A indicação

Um criado abriu a porta do gabinete para que François de Neufchâteau entrasse. Dentro da sala, dominada por estantes cheias de livros encadernados e móveis de mogno estilo Luís XVI, o diretor Merlin de Douai o aguardava de pé, mãos atrás das costas, junto à janela cujas cortinas abertas deixavam entrar a luminosidade dourada de uma tarde de outono em Paris.

- Cidadão Neufchâteau? - Adiantou-se o diretor, para saudá-lo.

- Aqui estou!

Trocaram um rápido aperto de mãos e Douai indicou-lhe uma cadeira estofada à frente de sua escrivaninha atulhada de papéis. Após sentar-se em seu próprio assento, dirigiu-lhe a palavra novamente:

- Gostaria inicialmente de parabenizá-lo por sua indicação ao Diretório... tenho certeza de que sua experiência em comércio marítimo nos será de grande utilidade.

- Grato, cidadão diretor.

Douai apanhou um documento sobre a mesa e deu-lhe uma rápida vista d'olhos antes de prosseguir.

- E, falando em comércio marítimo, solicitei que viesse ter comigo antes de apresentá-lo aos demais diretores, por conta de uma situação que está se desenvolvendo no Brasil...

- A Rebelião Baiana, suponho?

- Precisamente - aduziu Douai. - Os revoltosos lograram derrubar o governo colonial português na Capitania da Bahia e pretendem fundar uma república... nos nossos próprios moldes.

François de Neufchâteau apoiou um cotovelo no braço da cadeira, segurando o queixo com a mão.
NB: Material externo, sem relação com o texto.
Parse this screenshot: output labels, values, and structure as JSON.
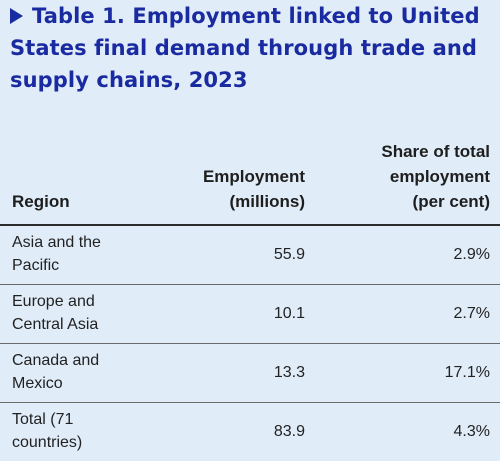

- Seria extremamente interessante termos um governo amigo na América do Sul, - ponderou - principalmente sendo os portugueses tradicionais aliados dos ingleses. De quebra, isso ainda resolveria o problema do abastecimento de açúcar, agravado pela revolta dos escravos no Haiti.

- Foi precisamente este o meu raciocínio - declarou satisfeito Douai. - A questão é que os baianos precisam de reforços para expulsar as tropas do rei português e tomar a capital da colônia, o Rio de Janeiro. Pedem que lhes enviemos uma força expedicionária...

- Caso tenhamos sucesso, estariam dispostos a nos conceder livre comércio, imagino - François de Neufchâteau voltou a sentar-se ereto na cadeira.

- Este seria o trato - admitiu Douai.

- Os portugueses hoje, restringem o comércio de estrangeiros com a sua colônia - discorreu François de Neufchâteau. - Teríamos uma oportunidade única para colocarmos uma extensão considerável da América do Sul sob nosso controle... sou extremamente favorável a que enviemos esta tal força expedicionária, e, na verdade, já tenho até um nome para sugerir como seu comandante.

Douai abriu as mãos sobre a mesa.

- Quem gostaria de indicar?

- O general Bonaparte.

- Mas ele está no Egito... - ponderou Douai.

- É pouco provável que Napoleão consiga deter os ingleses e seus aliados por muito tempo... - atalhou François de Neufchâteau - além de termos outros generais que poderão substituí-lo por lá.

E, reclinando-se na cadeira, declarou com convicção:

- Napoleão Bonaparte é o homem que precisamos para uma campanha vitoriosa no Brasil.